Les divorces, les séparations, les faillites, les fermetures se font tous les jours. Pourquoi seule la faillite de la présidence n’est pas acceptable? 

De même les démissions, les révocations ont lieu tous les jours dans toutes les administrations civiles ou politiques. Pourquoi la démission du Président est elle si impensable. 

Ne parlons pas de la durée des mandats. Ils sont prorogés ou terminés au gré des intérêts du Président, i.e. prorogation du mandat du président de la Cour de Cassation et révocation du contrat du directeur de l’UCREF, pour ne mentionner que ceux la.

LE DROIT DE RÉVOCATION

EXTRAIT DE CONTREPOINTS

LE DROIT DE RÉVOCATION OU LA REVANCHE CONTRE L’IRRESPONSABILITÉ DU PRÉSIDENT

À regarder de plus près les revendications constitutionnelles brandies par les Gilets jaunes, ces dernières ont paradoxalement moins pour objectif de modifier en profondeur notre Constitution que de renouer avec l’esprit qui la guidait originellement. Lors de l’élaboration de la VeRépublique, le mot d’ordre suivi par le Général de Gaulle était simple : pas de pouvoir sans responsabilité, pas de responsabilité sans pouvoir. Si le président de la République est la clef de voûte des institutions, c’est en raison d’une légitimité démocratique propre, qu’il tire depuis 1962 de son élection au suffrage universel direct, et parce qu’il est responsable politiquement devant le peuple. Par conséquent, si sa légitimité devait être écornée en cours de mandat, le Président n’a d’autre solution que la démission. C’est exactement la raison pour laquelle De Gaulle a immédiatement cessé d’exercer ses fonctions en 1969, conséquence de son désaveu lors du référendum sur la réforme du Sénat qu’il avait choisi de soumettre à l’approbation du peuple. 
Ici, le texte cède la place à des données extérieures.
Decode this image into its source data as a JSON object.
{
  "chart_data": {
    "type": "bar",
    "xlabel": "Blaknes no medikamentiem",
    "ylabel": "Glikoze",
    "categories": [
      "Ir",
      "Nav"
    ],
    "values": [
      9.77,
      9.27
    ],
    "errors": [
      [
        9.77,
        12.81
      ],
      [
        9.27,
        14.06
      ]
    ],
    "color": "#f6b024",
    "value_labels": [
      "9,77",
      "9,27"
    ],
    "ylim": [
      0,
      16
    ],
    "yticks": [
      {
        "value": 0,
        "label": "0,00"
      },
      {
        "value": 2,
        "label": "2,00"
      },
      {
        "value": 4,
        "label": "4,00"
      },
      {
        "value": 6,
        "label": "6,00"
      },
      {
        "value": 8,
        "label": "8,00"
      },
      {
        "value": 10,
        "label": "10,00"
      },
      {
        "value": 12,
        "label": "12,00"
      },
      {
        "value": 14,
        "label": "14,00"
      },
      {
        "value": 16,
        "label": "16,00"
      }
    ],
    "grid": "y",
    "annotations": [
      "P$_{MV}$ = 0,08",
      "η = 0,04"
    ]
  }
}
Or, qu’observe-t-on sans relâche depuis une quarantaine d’années ? Une succession de présidents de la République qui, malgré les débâcles électorales subies durant leurs mandats, en ont occulté les conséquences politiques. La réforme du quinquennat n’a rien arrangé, supprimant les élections législatives de mi-mandat qui permettaient au peuple de renouveler ou non sa confiance à la majorité présidentielle.

À l’aune de cet état de fait, il n’est nullement étonnant de voir apparaître, dans l’arsenal brandi par les Gilets jaunes, un droit de révocation à l’encontre du président de la République. Une telle exigence n’aurait probablement jamais émergé si les anciens Présidents avaient respecté la pratique gaullienne, en tirant les conséquences de leurs revers électoraux plutôt qu’en s’accrochant coûte que coûte à leur mandat comme à une bouée de sauvetage. Le droit de révocation n’est aujourd’hui que le rejeton non désiré d’une fonction présidentielle qui s’est progressivement déliée de sa responsabilité politique.  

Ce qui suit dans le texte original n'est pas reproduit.